I googled it because I have not installed anything on my computer in months. I don't like it. I didn't ask for it, so why does my firewall have to be the one to tell me about it?
- June 24, 2014 at June 24, 2014 #4245
Seems NetSession is a commercial download manager used by Autodesk, Adobe, Microsoft and other big companies so even if you uninstall it, it may get installed when you download SW from them. It does not seem to be spyware. See akamai.com/client.
I have it on my PC for over a year and does not seem to affect performance or anything
There is an entry in add/remove programs to uninstall it if you like, although I would not loose the time on doing it over and over since seems many companies use it.
- June 24, 2014 at June 24, 2014 #4246
Looks like mine got installed with an iTunes update. This from the readme.txt file that is included with the package:
**** Akamai NetSession Interface ****
This file describes the Akamai NetSession Interface.
The Akamai NetSession Interface is a download manager application. It was
installed on your computer when you downloaded content that uses the service
to provide secure, high integrity downloads of large files.
The NetSession Interface supports downloading from a central source and between
peers.
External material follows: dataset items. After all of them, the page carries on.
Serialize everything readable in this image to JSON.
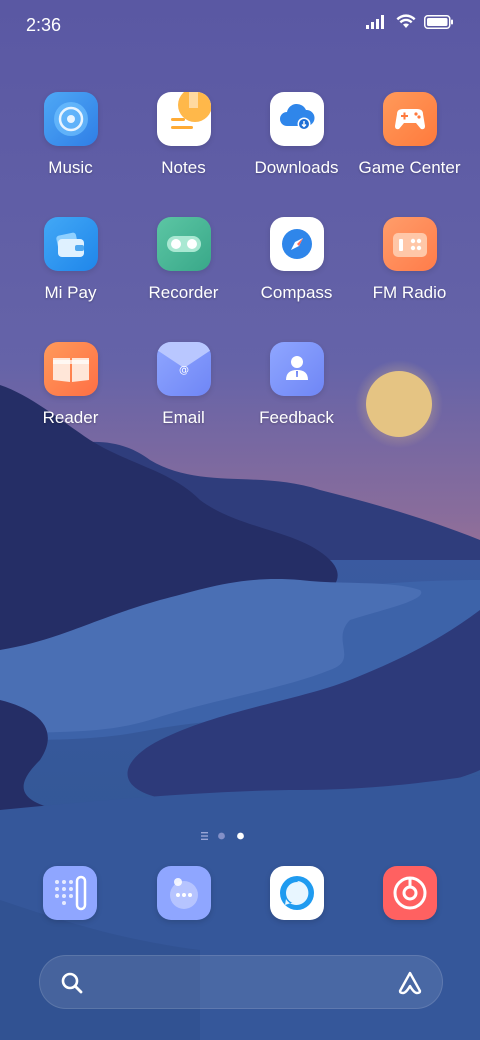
{
  "status_bar": {
    "time": "2:36",
    "signal_icon": "signal-bars-icon",
    "wifi_icon": "wifi-icon",
    "battery_icon": "battery-icon"
  },
  "apps": [
    {
      "label": "Music",
      "icon": "music-disc-icon"
    },
    {
      "label": "Notes",
      "icon": "notes-icon"
    },
    {
      "label": "Downloads",
      "icon": "cloud-download-icon"
    },
    {
      "label": "Game Center",
      "icon": "gamepad-icon"
    },
    {
      "label": "Mi Pay",
      "icon": "wallet-icon"
    },
    {
      "label": "Recorder",
      "icon": "recorder-icon"
    },
    {
      "label": "Compass",
      "icon": "compass-icon"
    },
    {
      "label": "FM Radio",
      "icon": "radio-icon"
    },
    {
      "label": "Reader",
      "icon": "book-icon"
    },
    {
      "label": "Email",
      "icon": "envelope-icon"
    },
    {
      "label": "Feedback",
      "icon": "feedback-person-icon"
    }
  ],
  "page_indicator": {
    "pages": 2,
    "current": 2,
    "list_icon": "page-list-icon"
  },
  "dock": [
    {
      "icon": "phone-dialer-icon"
    },
    {
      "icon": "messaging-icon"
    },
    {
      "icon": "browser-icon"
    },
    {
      "icon": "app-store-icon"
    }
  ],
  "search_bar": {
    "search_icon": "search-icon",
    "assistant_icon": "assistant-icon"
  },
  "colors": {
    "sky_top": "#5b5aa3",
    "sky_bottom": "#8a6f9a",
    "sun": "#e5c483",
    "water": "#3a5aa0"
  }
}
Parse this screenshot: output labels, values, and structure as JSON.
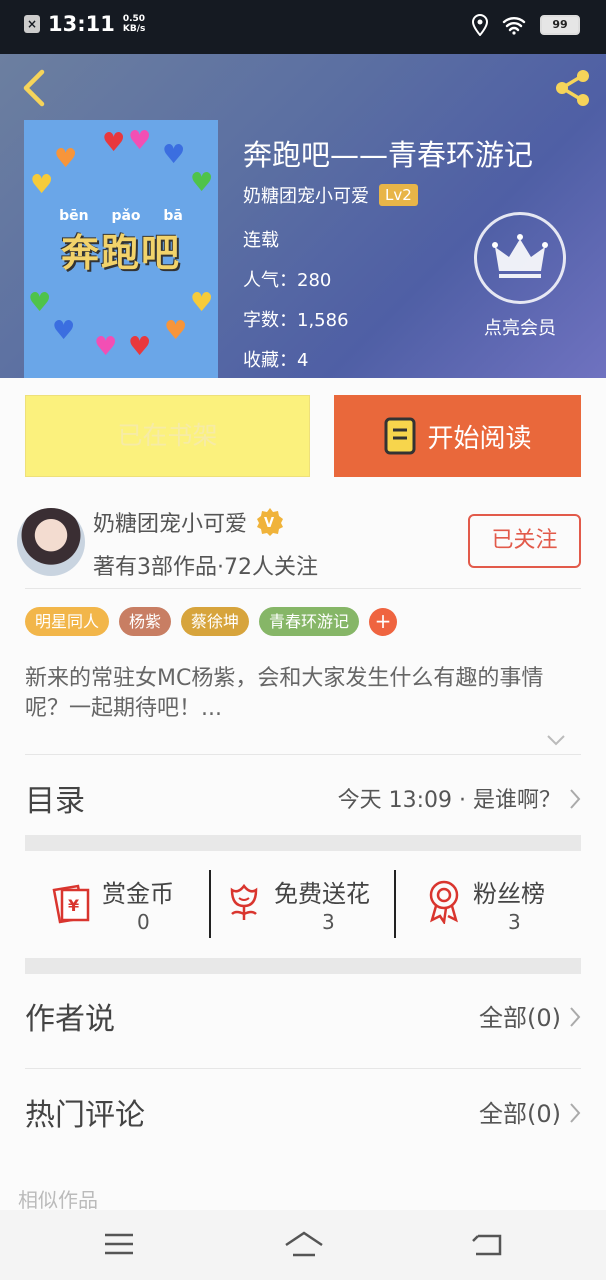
{
  "status_bar": {
    "time": "13:11",
    "net_speed_value": "0.50",
    "net_speed_unit": "KB/s",
    "battery": "99"
  },
  "book": {
    "title": "奔跑吧——青春环游记",
    "author": "奶糖团宠小可爱",
    "level": "Lv2",
    "status": "连载",
    "popularity": "人气：280",
    "word_count": "字数：1,586",
    "favorites": "收藏：4",
    "cover_text": "奔跑吧",
    "cover_pinyin": "bēn pǎo bā"
  },
  "vip_label": "点亮会员",
  "actions": {
    "shelf_label": "已在书架",
    "read_label": "开始阅读"
  },
  "author_card": {
    "name": "奶糖团宠小可爱",
    "stats": "著有3部作品·72人关注",
    "follow_label": "已关注"
  },
  "tags": [
    {
      "label": "明星同人",
      "color": "#f2b64a"
    },
    {
      "label": "杨紫",
      "color": "#c87e63"
    },
    {
      "label": "蔡徐坤",
      "color": "#d7a43c"
    },
    {
      "label": "青春环游记",
      "color": "#86b667"
    }
  ],
  "tag_add": "+",
  "description": "新来的常驻女MC杨紫，会和大家发生什么有趣的事情呢？一起期待吧！...",
  "catalog": {
    "title": "目录",
    "latest": "今天 13:09 · 是谁啊？"
  },
  "stats": [
    {
      "label": "赏金币",
      "value": "0",
      "icon": "red-envelope-icon"
    },
    {
      "label": "免费送花",
      "value": "3",
      "icon": "flower-icon"
    },
    {
      "label": "粉丝榜",
      "value": "3",
      "icon": "medal-icon"
    }
  ],
  "author_says": {
    "title": "作者说",
    "link": "全部(0)"
  },
  "hot_comments": {
    "title": "热门评论",
    "link": "全部(0)"
  },
  "similar_title": "相似作品",
  "colors": {
    "accent": "#e9683b",
    "follow": "#e25a4a",
    "shelf": "#fbf17d"
  }
}
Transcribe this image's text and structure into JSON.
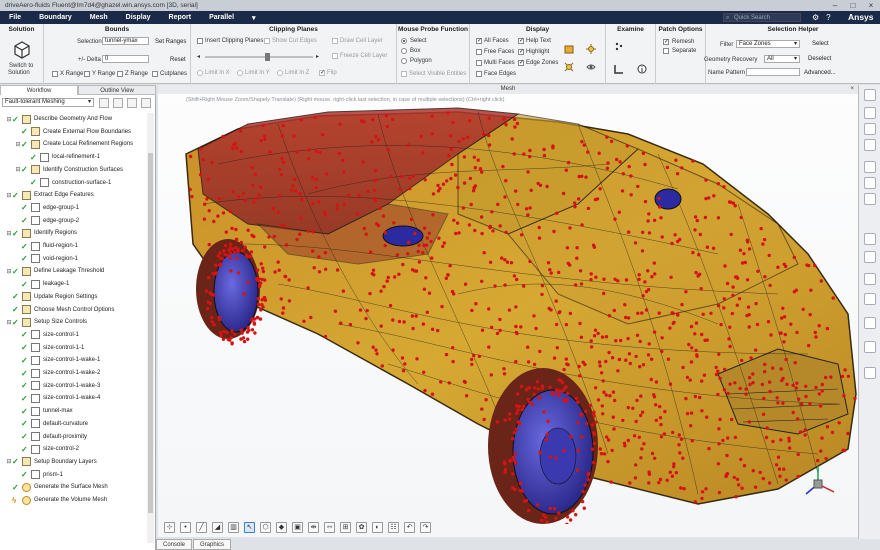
{
  "window": {
    "title": "driveAero-fluids Fluent@Im7d4@ghazel.win.ansys.com [3D, serial]"
  },
  "menu": {
    "items": [
      "File",
      "Boundary",
      "Mesh",
      "Display",
      "Report",
      "Parallel"
    ],
    "search_placeholder": "Quick Search",
    "brand": "Ansys"
  },
  "ribbon": {
    "solution": {
      "title": "Solution",
      "switch_label_1": "Switch to",
      "switch_label_2": "Solution"
    },
    "bounds": {
      "title": "Bounds",
      "selection_label": "Selection",
      "selection_value": "tunnel-ymax",
      "set_ranges": "Set Ranges",
      "delta_label": "+/- Delta",
      "delta_value": "0",
      "reset": "Reset",
      "x_range": "X Range",
      "y_range": "Y Range",
      "z_range": "Z Range",
      "cutplanes": "Cutplanes"
    },
    "clipping": {
      "title": "Clipping Planes",
      "insert": "Insert Clipping Planes",
      "show_cut": "Show Cut Edges",
      "limit_x": "Limit in X",
      "limit_y": "Limit in Y",
      "limit_z": "Limit in Z",
      "draw_cell": "Draw Cell Layer",
      "freeze_cell": "Freeze Cell Layer",
      "flip": "Flip"
    },
    "probe": {
      "title": "Mouse Probe Function",
      "select": "Select",
      "box": "Box",
      "polygon": "Polygon",
      "select_visible": "Select Visible Entities"
    },
    "display": {
      "title": "Display",
      "all_faces": "All Faces",
      "free_faces": "Free Faces",
      "multi_faces": "Multi Faces",
      "face_edges": "Face Edges",
      "help_text": "Help Text",
      "highlight": "Highlight",
      "edge_zones": "Edge Zones"
    },
    "examine": {
      "title": "Examine"
    },
    "patch": {
      "title": "Patch Options",
      "remesh": "Remesh",
      "separate": "Separate"
    },
    "helper": {
      "title": "Selection Helper",
      "filter_label": "Filter",
      "filter_value": "Face Zones",
      "select": "Select",
      "recovery_label": "Geometry Recovery",
      "recovery_value": "All",
      "deselect": "Deselect",
      "pattern_label": "Name Pattern",
      "advanced": "Advanced..."
    }
  },
  "left_panel": {
    "tabs": [
      "Workflow",
      "Outline View"
    ],
    "workflow_select": "Fault-tolerant Meshing",
    "tree": [
      {
        "label": "Describe Geometry And Flow",
        "level": 0,
        "exp": "⊟",
        "check": true,
        "icon": "task"
      },
      {
        "label": "Create External Flow Boundaries",
        "level": 1,
        "exp": "",
        "check": true,
        "icon": "task"
      },
      {
        "label": "Create Local Refinement Regions",
        "level": 1,
        "exp": "⊟",
        "check": true,
        "icon": "task"
      },
      {
        "label": "local-refinement-1",
        "level": 2,
        "exp": "",
        "check": true,
        "icon": "child"
      },
      {
        "label": "Identify Construction Surfaces",
        "level": 1,
        "exp": "⊟",
        "check": true,
        "icon": "task"
      },
      {
        "label": "construction-surface-1",
        "level": 2,
        "exp": "",
        "check": true,
        "icon": "child"
      },
      {
        "label": "Extract Edge Features",
        "level": 0,
        "exp": "⊟",
        "check": true,
        "icon": "task"
      },
      {
        "label": "edge-group-1",
        "level": 1,
        "exp": "",
        "check": true,
        "icon": "child"
      },
      {
        "label": "edge-group-2",
        "level": 1,
        "exp": "",
        "check": true,
        "icon": "child"
      },
      {
        "label": "Identify Regions",
        "level": 0,
        "exp": "⊟",
        "check": true,
        "icon": "task"
      },
      {
        "label": "fluid-region-1",
        "level": 1,
        "exp": "",
        "check": true,
        "icon": "child"
      },
      {
        "label": "void-region-1",
        "level": 1,
        "exp": "",
        "check": true,
        "icon": "child"
      },
      {
        "label": "Define Leakage Threshold",
        "level": 0,
        "exp": "⊟",
        "check": true,
        "icon": "task"
      },
      {
        "label": "leakage-1",
        "level": 1,
        "exp": "",
        "check": true,
        "icon": "child"
      },
      {
        "label": "Update Region Settings",
        "level": 0,
        "exp": "",
        "check": true,
        "icon": "task"
      },
      {
        "label": "Choose Mesh Control Options",
        "level": 0,
        "exp": "",
        "check": true,
        "icon": "task"
      },
      {
        "label": "Setup Size Controls",
        "level": 0,
        "exp": "⊟",
        "check": true,
        "icon": "task"
      },
      {
        "label": "size-control-1",
        "level": 1,
        "exp": "",
        "check": true,
        "icon": "child"
      },
      {
        "label": "size-control-1-1",
        "level": 1,
        "exp": "",
        "check": true,
        "icon": "child"
      },
      {
        "label": "size-control-1-wake-1",
        "level": 1,
        "exp": "",
        "check": true,
        "icon": "child"
      },
      {
        "label": "size-control-1-wake-2",
        "level": 1,
        "exp": "",
        "check": true,
        "icon": "child"
      },
      {
        "label": "size-control-1-wake-3",
        "level": 1,
        "exp": "",
        "check": true,
        "icon": "child"
      },
      {
        "label": "size-control-1-wake-4",
        "level": 1,
        "exp": "",
        "check": true,
        "icon": "child"
      },
      {
        "label": "tunnel-max",
        "level": 1,
        "exp": "",
        "check": true,
        "icon": "child"
      },
      {
        "label": "default-curvature",
        "level": 1,
        "exp": "",
        "check": true,
        "icon": "child"
      },
      {
        "label": "default-proximity",
        "level": 1,
        "exp": "",
        "check": true,
        "icon": "child"
      },
      {
        "label": "size-control-2",
        "level": 1,
        "exp": "",
        "check": true,
        "icon": "child"
      },
      {
        "label": "Setup Boundary Layers",
        "level": 0,
        "exp": "⊟",
        "check": true,
        "icon": "task"
      },
      {
        "label": "prism-1",
        "level": 1,
        "exp": "",
        "check": true,
        "icon": "child"
      },
      {
        "label": "Generate the Surface Mesh",
        "level": 0,
        "exp": "",
        "check": true,
        "icon": "ball"
      },
      {
        "label": "Generate the Volume Mesh",
        "level": 0,
        "exp": "",
        "check": false,
        "icon": "ball"
      }
    ]
  },
  "viewport": {
    "title": "Mesh",
    "hint": "(Shift+Right Mouse Zoom/Shapely Translate) (Right mouse, right-click last selection, in case of multiple selections) (Ctrl+right click)"
  },
  "bottom_tabs": [
    "Console",
    "Graphics"
  ],
  "colors": {
    "menubar": "#1b2a48",
    "body": "#c9a02a",
    "points": "#d41414",
    "wheel": "#3a38b8",
    "wire": "#1a1a1a"
  }
}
When peer-downloading is enabled, your computer can serve as an upload
source for other computers — without adverse impacts to your computing.
Peer-to-peer downloading can provide faster, more effective downloads.
The NetSession Interface contains no adware or spyware, is safe and secure,
uses minimal resources, and provides you the ability to manage and control its
actions, including the ability to uninstall it if you do not want it on your
How It Works
The NetSession Interface does not have a noticeable desktop presence during
downloads, since its work is integrated into the sites or applications that use
However, there are two interfaces you can use to manage downloads and the
interface itself: admintool and a Control Panel extension.
… and also:
Before you uninstall, please note: If you uninstall the service, you will
delete files downloaded to the cache folders under the installation folders. If
you don't want to delete those files, copy or move them to a different folder.
If you do not have a serious need to uninstall the service, it may be better
not to, since other downloads may require NetSession later. NetSession may be
installed again when you download software or media that uses this service.
Also, the Akamai NetSession Interface is a shared network library that may be
used by multiple applications. It will uninstall correctly only when other
applications using the interface are uninstalled. Other applications may not
perform correctly if they look for but do not find the NetSession Interface.
For that reason, you should not simply delete the NetSession files.
- June 24, 2014 at June 24, 2014 #4247
Akamai netsession was part of my Dropbox install I believe.
- June 24, 2014 at June 24, 2014 #4248
I just got the alert from my Win7 Firewall too. And I don’t think it is a coincidence; as it happens that this PC is brand new and it coincides with the Norton 30 days Trial expiring. It may be a cheap scare tactic to get me into renewing, which I will not; besides, it makes me angry. I already have a program installed which I pay also for online monitoring, and it is in all my PC’s. If that service finds it a ‘threat’ it will block it and alert me to delete it.
- June 24, 2014 at June 24, 2014 #4249
Do you play World Of Warcraft? I have this same thing sitting on my screen today. Looks like a WoW update process but let me look into this some more. I'll get back.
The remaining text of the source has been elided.